Dardick’s community involvement stretched well beyond disability rights, however. As a member of the San Juan Ridge community, he served on the library board and the fire department board.
He also served two terms as the District 5 representative on the Nevada County Board of Supervisors.
“One of his passions was smart growth and good land use,” said former colleague Peter Van Zant. “He wanted to limit rural sprawl and (he) understood a good business climate was also important to make a worthwhile community.”
Van Zant said that Dardick’s intelligence and kindness always stood out.
“He was respectful of everybody who came before us,” Van Zant said, “I don’t know anyone who didn’t like him or respect him.”

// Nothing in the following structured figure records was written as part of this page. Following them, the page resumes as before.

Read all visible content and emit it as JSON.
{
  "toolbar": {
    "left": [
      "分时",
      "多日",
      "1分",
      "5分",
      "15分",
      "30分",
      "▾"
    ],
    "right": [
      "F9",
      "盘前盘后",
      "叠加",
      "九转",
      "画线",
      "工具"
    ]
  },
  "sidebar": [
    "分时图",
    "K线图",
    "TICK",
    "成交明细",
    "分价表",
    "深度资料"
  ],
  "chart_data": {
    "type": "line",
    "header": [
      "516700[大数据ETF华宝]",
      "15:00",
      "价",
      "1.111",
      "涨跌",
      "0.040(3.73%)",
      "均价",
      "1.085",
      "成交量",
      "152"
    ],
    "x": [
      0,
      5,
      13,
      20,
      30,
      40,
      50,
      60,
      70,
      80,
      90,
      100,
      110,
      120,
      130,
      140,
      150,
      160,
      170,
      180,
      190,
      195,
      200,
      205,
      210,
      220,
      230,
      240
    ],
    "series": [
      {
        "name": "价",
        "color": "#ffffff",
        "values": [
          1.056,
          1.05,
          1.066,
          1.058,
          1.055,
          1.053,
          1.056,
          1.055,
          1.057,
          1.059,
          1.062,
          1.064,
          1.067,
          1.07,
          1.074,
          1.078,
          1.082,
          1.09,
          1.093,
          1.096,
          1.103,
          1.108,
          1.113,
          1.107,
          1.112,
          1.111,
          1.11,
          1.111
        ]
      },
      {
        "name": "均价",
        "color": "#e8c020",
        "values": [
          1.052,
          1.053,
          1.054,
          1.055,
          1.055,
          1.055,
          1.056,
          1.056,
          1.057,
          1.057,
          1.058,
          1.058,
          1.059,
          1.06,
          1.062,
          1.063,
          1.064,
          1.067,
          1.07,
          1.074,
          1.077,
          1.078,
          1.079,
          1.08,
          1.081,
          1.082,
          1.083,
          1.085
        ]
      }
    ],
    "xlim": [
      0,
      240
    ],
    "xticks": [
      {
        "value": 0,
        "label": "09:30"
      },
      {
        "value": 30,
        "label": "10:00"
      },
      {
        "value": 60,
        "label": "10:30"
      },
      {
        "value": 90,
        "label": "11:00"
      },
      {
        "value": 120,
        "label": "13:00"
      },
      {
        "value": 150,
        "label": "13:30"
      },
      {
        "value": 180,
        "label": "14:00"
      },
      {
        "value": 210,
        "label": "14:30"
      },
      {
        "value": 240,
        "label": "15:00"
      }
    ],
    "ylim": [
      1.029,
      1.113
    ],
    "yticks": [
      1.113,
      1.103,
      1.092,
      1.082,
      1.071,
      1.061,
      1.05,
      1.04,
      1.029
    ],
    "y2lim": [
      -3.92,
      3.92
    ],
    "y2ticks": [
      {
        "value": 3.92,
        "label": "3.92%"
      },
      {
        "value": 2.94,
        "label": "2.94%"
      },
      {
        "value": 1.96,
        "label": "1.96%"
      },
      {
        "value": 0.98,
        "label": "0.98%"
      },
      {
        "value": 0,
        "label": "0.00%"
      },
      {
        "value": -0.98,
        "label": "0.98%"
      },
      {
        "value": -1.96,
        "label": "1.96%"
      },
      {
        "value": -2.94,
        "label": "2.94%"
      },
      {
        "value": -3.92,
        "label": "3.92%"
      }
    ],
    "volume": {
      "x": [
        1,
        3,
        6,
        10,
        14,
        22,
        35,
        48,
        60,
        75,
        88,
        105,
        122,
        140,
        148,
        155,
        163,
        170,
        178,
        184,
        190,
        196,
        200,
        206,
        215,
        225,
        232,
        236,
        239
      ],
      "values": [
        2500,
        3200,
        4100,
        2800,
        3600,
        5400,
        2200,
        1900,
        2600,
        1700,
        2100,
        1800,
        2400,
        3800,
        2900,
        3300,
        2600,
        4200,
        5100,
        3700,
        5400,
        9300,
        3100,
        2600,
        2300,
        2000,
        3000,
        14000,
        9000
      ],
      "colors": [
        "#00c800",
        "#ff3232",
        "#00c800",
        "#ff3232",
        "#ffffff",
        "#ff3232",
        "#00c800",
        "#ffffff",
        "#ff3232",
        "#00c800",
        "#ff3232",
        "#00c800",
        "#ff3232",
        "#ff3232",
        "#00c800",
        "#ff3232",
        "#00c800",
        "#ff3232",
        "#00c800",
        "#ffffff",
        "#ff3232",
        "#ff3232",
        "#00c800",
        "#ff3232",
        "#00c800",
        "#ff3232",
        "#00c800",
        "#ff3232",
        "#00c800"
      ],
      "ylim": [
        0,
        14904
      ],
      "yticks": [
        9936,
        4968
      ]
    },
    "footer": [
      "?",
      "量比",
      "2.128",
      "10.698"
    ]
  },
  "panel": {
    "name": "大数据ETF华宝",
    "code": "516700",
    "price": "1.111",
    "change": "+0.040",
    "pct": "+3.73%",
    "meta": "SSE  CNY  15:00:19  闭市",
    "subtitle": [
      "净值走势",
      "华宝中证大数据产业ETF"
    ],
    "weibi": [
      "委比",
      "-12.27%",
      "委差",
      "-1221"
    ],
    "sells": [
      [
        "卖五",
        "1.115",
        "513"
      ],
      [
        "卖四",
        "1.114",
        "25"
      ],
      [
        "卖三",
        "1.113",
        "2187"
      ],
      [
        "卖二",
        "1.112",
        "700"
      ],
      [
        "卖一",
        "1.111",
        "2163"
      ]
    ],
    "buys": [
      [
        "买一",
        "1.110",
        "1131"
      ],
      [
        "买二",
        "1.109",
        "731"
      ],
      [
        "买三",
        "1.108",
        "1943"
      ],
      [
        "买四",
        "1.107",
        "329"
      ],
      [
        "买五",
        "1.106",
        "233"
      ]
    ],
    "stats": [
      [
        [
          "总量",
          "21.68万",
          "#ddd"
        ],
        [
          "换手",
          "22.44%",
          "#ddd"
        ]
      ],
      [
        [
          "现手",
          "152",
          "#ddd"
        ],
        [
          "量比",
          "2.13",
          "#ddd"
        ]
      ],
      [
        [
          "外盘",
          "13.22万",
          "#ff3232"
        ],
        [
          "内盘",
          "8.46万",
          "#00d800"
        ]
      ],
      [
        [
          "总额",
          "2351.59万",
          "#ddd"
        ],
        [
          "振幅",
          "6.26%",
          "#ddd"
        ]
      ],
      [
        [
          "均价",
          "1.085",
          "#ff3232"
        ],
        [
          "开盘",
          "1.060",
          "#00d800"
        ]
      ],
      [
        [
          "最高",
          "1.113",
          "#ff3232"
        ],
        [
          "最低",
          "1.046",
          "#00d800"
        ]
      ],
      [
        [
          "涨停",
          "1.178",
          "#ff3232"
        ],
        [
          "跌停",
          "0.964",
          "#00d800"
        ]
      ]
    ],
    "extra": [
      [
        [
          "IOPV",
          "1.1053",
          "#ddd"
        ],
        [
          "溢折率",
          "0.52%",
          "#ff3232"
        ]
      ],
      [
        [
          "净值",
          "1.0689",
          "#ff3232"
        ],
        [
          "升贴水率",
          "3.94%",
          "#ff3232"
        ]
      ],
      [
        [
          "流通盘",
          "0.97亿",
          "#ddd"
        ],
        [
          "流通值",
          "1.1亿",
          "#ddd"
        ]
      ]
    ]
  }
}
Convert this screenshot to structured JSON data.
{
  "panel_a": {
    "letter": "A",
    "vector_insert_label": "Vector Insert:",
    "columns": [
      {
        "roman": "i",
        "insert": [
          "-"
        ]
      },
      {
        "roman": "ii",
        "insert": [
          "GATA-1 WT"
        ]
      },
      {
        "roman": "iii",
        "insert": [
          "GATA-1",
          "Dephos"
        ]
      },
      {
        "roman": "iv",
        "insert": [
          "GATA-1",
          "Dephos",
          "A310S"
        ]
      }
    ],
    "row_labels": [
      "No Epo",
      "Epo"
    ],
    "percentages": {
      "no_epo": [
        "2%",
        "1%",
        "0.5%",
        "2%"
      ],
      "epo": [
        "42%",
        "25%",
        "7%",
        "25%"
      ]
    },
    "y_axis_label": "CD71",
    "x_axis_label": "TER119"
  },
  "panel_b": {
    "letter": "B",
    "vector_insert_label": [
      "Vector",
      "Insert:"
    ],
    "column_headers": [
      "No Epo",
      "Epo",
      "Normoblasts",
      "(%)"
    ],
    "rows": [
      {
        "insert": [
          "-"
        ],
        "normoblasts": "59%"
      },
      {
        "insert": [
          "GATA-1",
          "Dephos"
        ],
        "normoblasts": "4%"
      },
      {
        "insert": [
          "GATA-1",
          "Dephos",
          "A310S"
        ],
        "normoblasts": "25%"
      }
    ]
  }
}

Over and over, Dardick’s kindness is cited by those who knew him well.
“He was a wonderful neighbor and friend,” said Barbara Getz. “We have known him since the ’70s, since both of us moved up to the Ridge. He was a very, very, active, community-minded person. He was just a sweet man, and super-smart. We just appreciated him for the caring, wonderful person he was … He had so much energy to give to other people.”
“He was pretty amazing,” Sauer said. “Sam was not judgmental at all. He was very caring, very thoughtful … Next to my parents, he was the most influential person in my life.”
Born in St. Louis, Mo., in 1933, Dardick graduated from Washington University with a degree in architecture. In 1960, he got a master’s degree in city and regional planning from UC Berkeley. In the 1960s, Sam married Geeta, had three kids, and practiced architecture and city planning.
They moved to the San Juan Ridge in the 1970s after three years traveling through Europe to India. Dardick built the family’s spaceship-shaped cabin, raised animals, and gardened organically.
Dardick’s polio made him into a “really strong person,” Geeta Dardick said.
When he got out of the hospital at 15, he started playing basketball with World War II veterans, she said. One day, someone challenged him, doubting he could make a basket from his wheelchair. He promptly did just that.
“That was his way,” Geeta Dardick said. “He was really a go-getter. Nothing stopped him. But he was so nice, everyone loved him; he was so charismatic.
“He was full of light and love,” she continued. “He was happy with who he was.”
Dardick was a loving father, said son Caleb.
“He was one of the most loving and sweet people,” he said. “He just always supported us kids, and encouraged us to be whatever we wanted. He just always loved us and we knew it.”
At the time of his death, Sam and Geeta had been married for 47 years.
“I just adored him,” Geeta Dardick said.
The feeling was mutual, said son Caleb.
“He loved my mother,” Caleb Dardick said. “His last words were her name.”
There will be a memorial service for Dardick (see obituary, A5) at noon on Friday, at the Home of Peace Cemetery (6200 Stockton Blvd. at El Paraiso Avenue, Sacramento). Donations in his memory are welcome at FREED Center for Independent Living, 117 New Mohawk Road, Suite A, Nevada City, CA 95959.